What to do when you have too many modules? Build another rack, of course!
I had parts for an open frame rack that I wasn’t using. Two 104hp rails with M3 sliding nuts, bookended by two aluminum end pieces. Not an enclosure, just a frame. It needed a power supply with some kind of power distribution. I don’t like flying bus power cables. I had used a Tiptop Audio Passive Bus Board before and decided to get another one. This time I paired it with a 4ms Row Power 35 module. The first task was to figure out how to mount the bus board.
Over to my local hardware store to buy a piece of aluminum sheet, plus a length of aluminum angle bracket. Luckily, the end pieces of the frame had pre-tapped M3 holes in convenient locations. I used these with the angle bracket material and the sheet metal to build a shelf for the bus board. The bracket running along the bottom edge (above) adds some strength to the assembly.
Connecting power
The Row Power 35 has a place for an MTA156 header, the same used for MOTM modules. I soldered one of my MTA156 headers there for easy detachment.
The bus board has an onboard 5V three terminal regulator that takes its input normally from a uZeus power module on a terminal labelled VR. I repurposed that terminal to supply +5V from the Row Power 35 instead. I removed the onboard regulator and then jumpered from the VR line over to the +5V distribution.

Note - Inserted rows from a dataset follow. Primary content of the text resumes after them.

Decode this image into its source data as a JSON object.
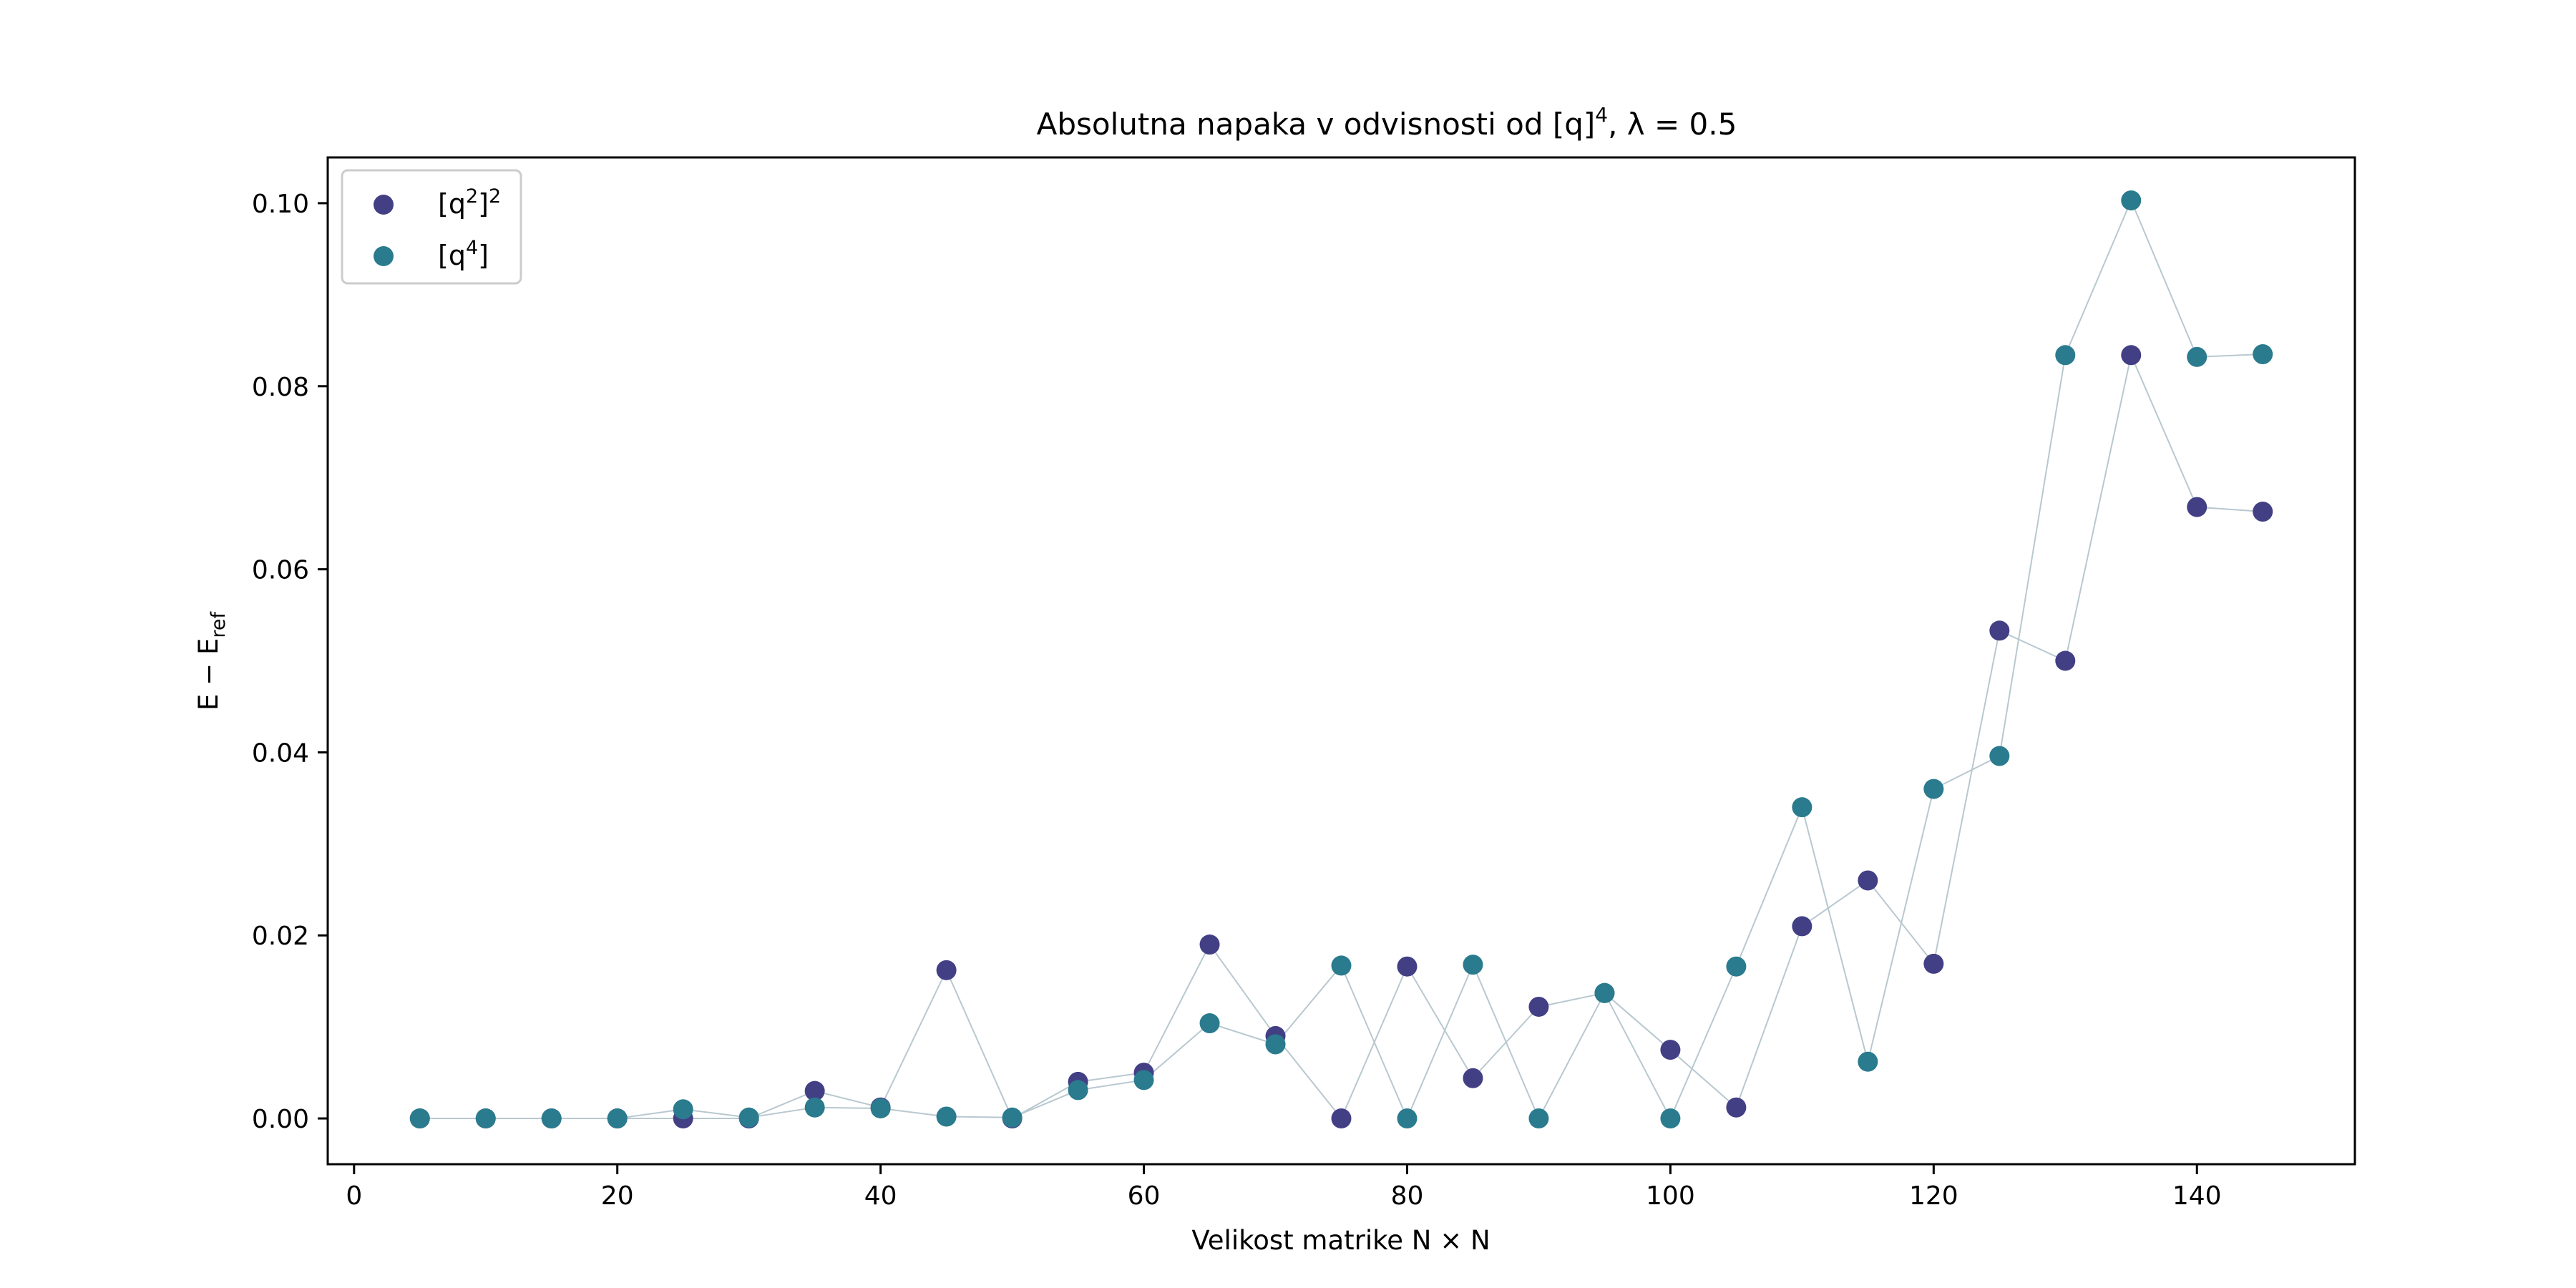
{
  "chart_data": {
    "type": "scatter",
    "title_main": "Absolutna napaka v odvisnosti od [q]",
    "title_exp": "4",
    "title_tail": ", λ = 0.5",
    "xlabel_main": "Velikost matrike N × N",
    "ylabel_main": "E − E",
    "ylabel_sub": "ref",
    "xlim": [
      -2,
      152
    ],
    "ylim": [
      -0.005,
      0.105
    ],
    "xticks": [
      "0",
      "20",
      "40",
      "60",
      "80",
      "100",
      "120",
      "140"
    ],
    "xtick_values": [
      0,
      20,
      40,
      60,
      80,
      100,
      120,
      140
    ],
    "yticks": [
      "0.00",
      "0.02",
      "0.04",
      "0.06",
      "0.08",
      "0.10"
    ],
    "ytick_values": [
      0,
      0.02,
      0.04,
      0.06,
      0.08,
      0.1
    ],
    "grid": false,
    "legend_position": "upper-left",
    "x": [
      5,
      10,
      15,
      20,
      25,
      30,
      35,
      40,
      45,
      50,
      55,
      60,
      65,
      70,
      75,
      80,
      85,
      90,
      95,
      100,
      105,
      110,
      115,
      120,
      125,
      130,
      135,
      140,
      145
    ],
    "series": [
      {
        "name": "[q²]²",
        "legend_base": "[q",
        "legend_sup1": "2",
        "legend_mid": "]",
        "legend_sup2": "2",
        "legend_end": "",
        "color": "#423f85",
        "values": [
          0.0,
          0.0,
          0.0,
          0.0,
          0.0,
          0.0,
          0.003,
          0.0012,
          0.0162,
          0.0,
          0.004,
          0.005,
          0.019,
          0.009,
          0.0,
          0.0166,
          0.0044,
          0.0122,
          0.0137,
          0.0075,
          0.0012,
          0.021,
          0.026,
          0.0169,
          0.0533,
          0.05,
          0.0834,
          0.0668,
          0.0663
        ]
      },
      {
        "name": "[q⁴]",
        "legend_base": "[q",
        "legend_sup1": "4",
        "legend_mid": "]",
        "legend_sup2": "",
        "legend_end": "",
        "color": "#2a7b8e",
        "values": [
          0.0,
          0.0,
          0.0,
          0.0,
          0.001,
          0.0001,
          0.0012,
          0.0011,
          0.0002,
          0.0001,
          0.0031,
          0.0042,
          0.0104,
          0.0081,
          0.0167,
          0.0,
          0.0168,
          0.0,
          0.0137,
          0.0,
          0.0166,
          0.034,
          0.0062,
          0.036,
          0.0396,
          0.0834,
          0.1003,
          0.0832,
          0.0835
        ]
      }
    ],
    "line_color": "#b8c8d0"
  }
}
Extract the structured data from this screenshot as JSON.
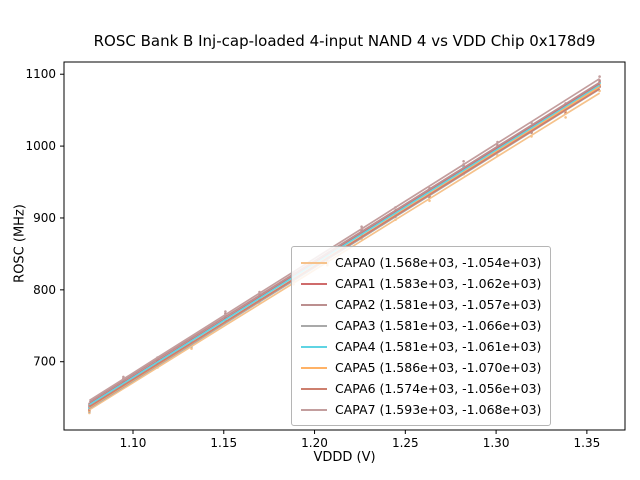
{
  "figure": {
    "title": "ROSC Bank B Inj-cap-loaded 4-input NAND 4 vs VDD Chip 0x178d9",
    "xlabel": "VDDD (V)",
    "ylabel": "ROSC (MHz)"
  },
  "chart_data": {
    "type": "line",
    "title": "ROSC Bank B Inj-cap-loaded 4-input NAND 4 vs VDD Chip 0x178d9",
    "xlabel": "VDDD (V)",
    "ylabel": "ROSC (MHz)",
    "grid": false,
    "legend_position": "lower right",
    "xlim": [
      1.062,
      1.371
    ],
    "ylim": [
      605,
      1117
    ],
    "x_ticks": [
      1.1,
      1.15,
      1.2,
      1.25,
      1.3,
      1.35
    ],
    "x_tick_labels": [
      "1.10",
      "1.15",
      "1.20",
      "1.25",
      "1.30",
      "1.35"
    ],
    "y_ticks": [
      700,
      800,
      900,
      1000,
      1100
    ],
    "y_tick_labels": [
      "700",
      "800",
      "900",
      "1000",
      "1100"
    ],
    "x": [
      1.076,
      1.0947,
      1.1135,
      1.1322,
      1.1509,
      1.1697,
      1.1884,
      1.2071,
      1.2259,
      1.2446,
      1.2633,
      1.2821,
      1.3008,
      1.3195,
      1.3383,
      1.357
    ],
    "series": [
      {
        "name": "CAPA0",
        "legend_label": "CAPA0 (1.568e+03, -1.054e+03)",
        "slope": 1568,
        "intercept": -1054,
        "color": "#f6c28b"
      },
      {
        "name": "CAPA1",
        "legend_label": "CAPA1 (1.583e+03, -1.062e+03)",
        "slope": 1583,
        "intercept": -1062,
        "color": "#cf6b6b"
      },
      {
        "name": "CAPA2",
        "legend_label": "CAPA2 (1.581e+03, -1.057e+03)",
        "slope": 1581,
        "intercept": -1057,
        "color": "#bc8f8f"
      },
      {
        "name": "CAPA3",
        "legend_label": "CAPA3 (1.581e+03, -1.066e+03)",
        "slope": 1581,
        "intercept": -1066,
        "color": "#a9a9a9"
      },
      {
        "name": "CAPA4",
        "legend_label": "CAPA4 (1.581e+03, -1.061e+03)",
        "slope": 1581,
        "intercept": -1061,
        "color": "#5fd4e3"
      },
      {
        "name": "CAPA5",
        "legend_label": "CAPA5 (1.586e+03, -1.070e+03)",
        "slope": 1586,
        "intercept": -1070,
        "color": "#ffb266"
      },
      {
        "name": "CAPA6",
        "legend_label": "CAPA6 (1.574e+03, -1.056e+03)",
        "slope": 1574,
        "intercept": -1056,
        "color": "#cd7f6e"
      },
      {
        "name": "CAPA7",
        "legend_label": "CAPA7 (1.593e+03, -1.068e+03)",
        "slope": 1593,
        "intercept": -1068,
        "color": "#c39e9e"
      }
    ]
  }
}
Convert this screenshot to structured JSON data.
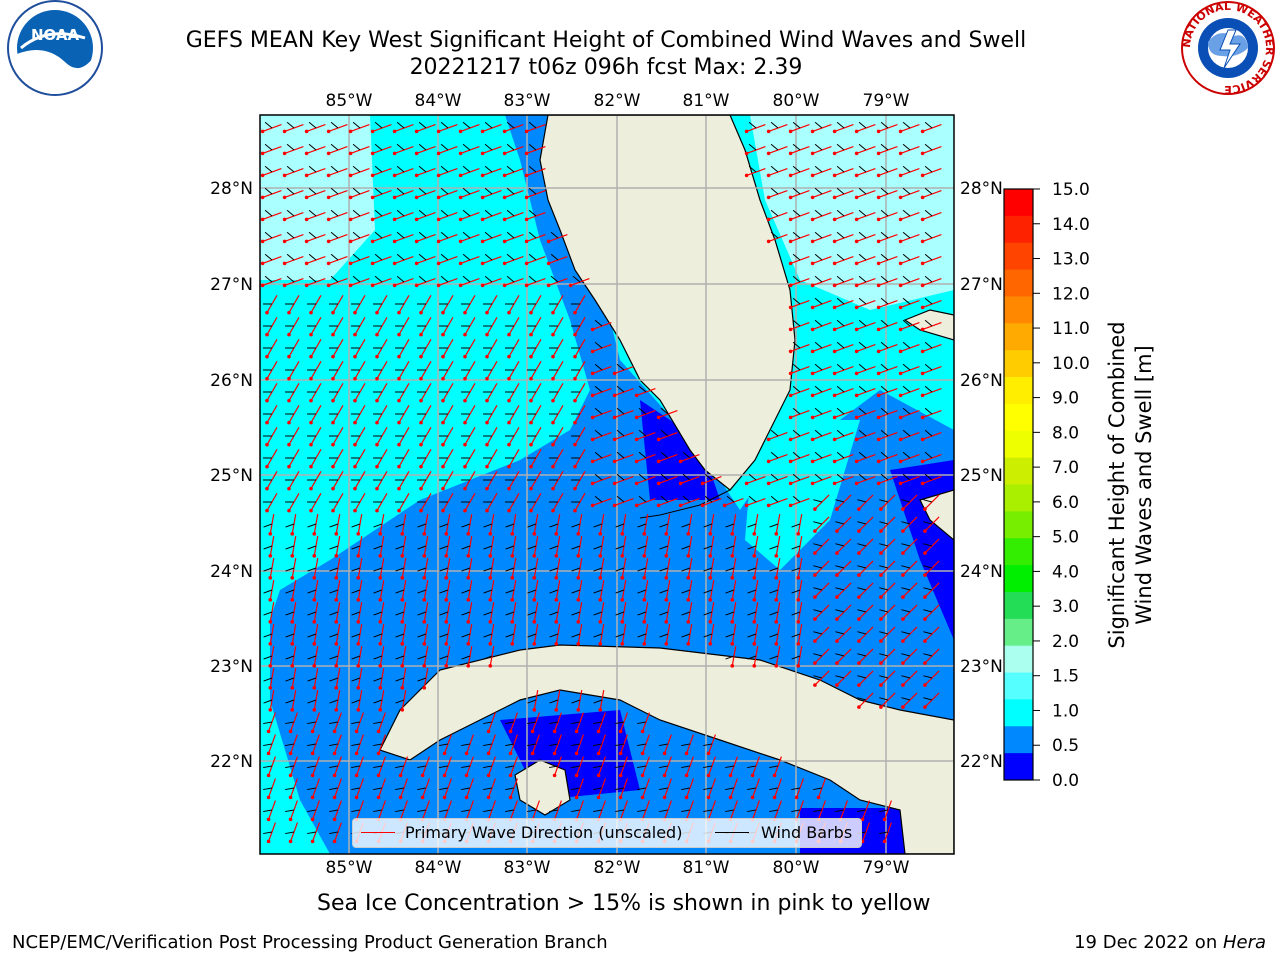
{
  "header": {
    "title_line1": "GEFS MEAN Key West Significant Height of Combined Wind Waves and Swell",
    "title_line2": "20221217 t06z 096h fcst   Max: 2.39"
  },
  "logos": {
    "noaa_text": "NOAA",
    "nws_text": "NATIONAL WEATHER SERVICE"
  },
  "map": {
    "lon_labels": [
      "85°W",
      "84°W",
      "83°W",
      "82°W",
      "81°W",
      "80°W",
      "79°W"
    ],
    "lat_labels": [
      "28°N",
      "27°N",
      "26°N",
      "25°N",
      "24°N",
      "23°N",
      "22°N"
    ],
    "legend": {
      "wave_direction": "Primary Wave Direction (unscaled)",
      "wind_barbs": "Wind Barbs"
    },
    "colors": {
      "land": "#eeeedd",
      "wave_color": "#ff0000",
      "barb_color": "#000000",
      "gridline": "#b0b0b0"
    }
  },
  "colorbar": {
    "label_line1": "Significant Height of Combined",
    "label_line2": "Wind Waves and Swell [m]",
    "ticks": [
      "15.0",
      "14.0",
      "13.0",
      "12.0",
      "11.0",
      "10.0",
      "9.0",
      "8.0",
      "7.0",
      "6.0",
      "5.0",
      "4.0",
      "3.0",
      "2.0",
      "1.5",
      "1.0",
      "0.5",
      "0.0"
    ],
    "colors_top_to_bottom": [
      "#ff0000",
      "#ff2200",
      "#ff4400",
      "#ff6600",
      "#ff8800",
      "#ffaa00",
      "#ffcc00",
      "#ffee00",
      "#ffff00",
      "#eeff00",
      "#ccee00",
      "#aaee00",
      "#77ee00",
      "#33ee00",
      "#00ee00",
      "#22dd55",
      "#66ee88",
      "#aaffee",
      "#55ffff",
      "#00ffff",
      "#0088ff",
      "#0000ff"
    ]
  },
  "note": "Sea Ice Concentration > 15% is shown in pink to yellow",
  "footer": {
    "left": "NCEP/EMC/Verification Post Processing Product Generation Branch",
    "right_prefix": "19 Dec 2022 on ",
    "right_host": "Hera"
  }
}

I used the Joranalogue Audio Test 3 to measure the voltages, all of which were very close to perfect.
I like to add a banana jack connected to the zero volt line, “ground”, so that I can patch between Eurorack cases and banana systems by connecting their power supply commons together. I also run ground cables between any Eurorack cases that I’m patching across, so that the signal patch cables do not have to carry current in the shield.